Here is another rule of thumb: If there is no documented quality assurance process, don’t expect any quality. (This rule applies to most domains of human endeavors).
This is where most forecasting solutions and providers fail. To uncover the truth, do the following. When they are not expecting – not over email, nor in an RFP – ask them: “What is your quality assurance process?”
The terrible secret of business analytics is that often there is either no quality assurance or it is inadequate. Consultancies put too few analysts on the project. Data-scientists like to work on their own and there may be no one around to review what they are doing. Data analysts can make a mistake handling the information. Software solutions are almost never devoid of bugs.

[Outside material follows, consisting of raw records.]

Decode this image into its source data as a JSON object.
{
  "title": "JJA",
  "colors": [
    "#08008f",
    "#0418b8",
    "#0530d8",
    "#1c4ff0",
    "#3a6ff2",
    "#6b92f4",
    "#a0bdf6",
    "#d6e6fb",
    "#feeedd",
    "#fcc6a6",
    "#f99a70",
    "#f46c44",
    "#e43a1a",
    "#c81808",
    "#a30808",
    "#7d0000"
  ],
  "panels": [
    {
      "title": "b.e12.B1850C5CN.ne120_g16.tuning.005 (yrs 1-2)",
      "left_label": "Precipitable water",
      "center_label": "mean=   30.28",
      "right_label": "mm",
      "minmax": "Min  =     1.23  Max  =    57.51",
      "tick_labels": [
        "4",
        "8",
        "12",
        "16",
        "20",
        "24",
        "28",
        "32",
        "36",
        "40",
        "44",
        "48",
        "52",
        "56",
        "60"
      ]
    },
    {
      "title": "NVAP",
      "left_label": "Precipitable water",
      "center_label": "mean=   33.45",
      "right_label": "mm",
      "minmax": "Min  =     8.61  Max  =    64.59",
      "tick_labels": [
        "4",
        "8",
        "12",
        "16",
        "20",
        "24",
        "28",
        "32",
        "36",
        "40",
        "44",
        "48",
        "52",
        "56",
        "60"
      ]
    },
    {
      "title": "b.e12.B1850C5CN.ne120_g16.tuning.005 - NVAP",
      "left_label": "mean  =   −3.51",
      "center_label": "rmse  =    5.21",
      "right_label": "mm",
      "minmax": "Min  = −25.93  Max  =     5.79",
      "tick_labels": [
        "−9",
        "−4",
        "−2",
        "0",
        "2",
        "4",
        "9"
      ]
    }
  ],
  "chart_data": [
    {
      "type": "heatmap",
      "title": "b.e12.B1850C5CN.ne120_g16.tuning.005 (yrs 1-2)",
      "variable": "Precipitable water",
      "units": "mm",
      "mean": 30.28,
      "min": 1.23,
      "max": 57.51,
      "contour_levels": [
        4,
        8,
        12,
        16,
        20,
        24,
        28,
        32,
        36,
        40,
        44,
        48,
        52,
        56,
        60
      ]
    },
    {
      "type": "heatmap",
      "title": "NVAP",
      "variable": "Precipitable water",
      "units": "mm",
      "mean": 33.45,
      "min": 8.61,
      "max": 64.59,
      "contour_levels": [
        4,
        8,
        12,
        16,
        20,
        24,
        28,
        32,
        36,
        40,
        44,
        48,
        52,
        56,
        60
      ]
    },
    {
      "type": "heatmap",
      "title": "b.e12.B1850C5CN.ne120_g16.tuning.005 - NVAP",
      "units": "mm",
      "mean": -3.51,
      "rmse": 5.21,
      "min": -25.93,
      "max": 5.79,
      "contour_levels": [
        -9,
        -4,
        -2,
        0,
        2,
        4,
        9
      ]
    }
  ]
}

Unless there is a codified quality assurance process that your solution provider can pull up at a moment’s notice, the results you are getting most likely have errors in them. The best way to achieve high quality is to have a dedicated team testing day-in-day-out. Testing a week before the report or the software release won’t do. And the quality assurance team has to be different and independent from the team building the models or the software. Analysts often cannot see their own mistakes, and coders often cannot find their own bugs.
The right answer you are looking for is that your provider has a quality assurance process that they know by heart and have it easily accessible.
6. How do we answer new questions?
“You pay more.”
“It is very easy.”
At first business users who are looking for forecasting capability may think that the benefit is in the ability to answer questions. But after using a good forecasting system, they often learn that the greater benefit is different. Of greatest use is to be able to have a way to answer new questions, fast. The key to forecasting is not to know more, but to act better.
Here is an example. Alice is an analyst whose boss, Bob, has asked her to create a forecasting capability so that they can anticipate their sales better. Bob’s main question is “how many units will we sell next quarter?” Alice goes out and builds a forecasting system. She documents how it works. She cross-validates it, quality assures it and tests it over a few quarters (she has read this blog!). Finally, Alice comes to Bob and says “next quarter there is a 90% chance we will sell between 990 and 1,010 units.” Bob is satisfied for about 10 seconds… and then he asks: “But what if we drop the price by 5%?” If at this point Alice needs to spend six months to answer the question, she has failed. It does not matter that her forecasting system is accurate, valid, and of high quality. It is not usable. What Alice’s actually needs to do is pull up her system, change a few parameters, and voila(!) give Bob the answer right there and then.
It may be unreasonable to expect that a forecasting system will be able to answer anything at any point. Yet, understanding what business users can act upon is important. Business users want to know how the levers they have in real life will affect the forecast when they pull them. It is the only way the forecasting system turns into a decision-support system for continuous use.
The question your forecasting provider should ask you
And this leads us to the final thing to watch out for. You know the six questions you need to ask. But your forecasting partner needs to ask you one question to signal they will do a good job. The question is:
“What is your business objective?”
Too often analysts, data scientists, developers, and vendors fall in love with their methodologies. In doing so, they fail to deliver what the business user is expecting.
An accurate forecast has little value if it is forecasting the wrong things. Business users may have a whole range of objectives that should determine the forecasting approach. They may want to explore new science. In this case accuracy, validation, and documentation should be the focus. They may want to be able to answer questions faster. In this case automation, process, and integration should be the focus. They may want to increase the ROI of their organization, in which case the reports should focus on that.
So, ask your six questions and pay attention. If your forecasting provider is not talking about what your business objectives are, you have a low chance of meeting them.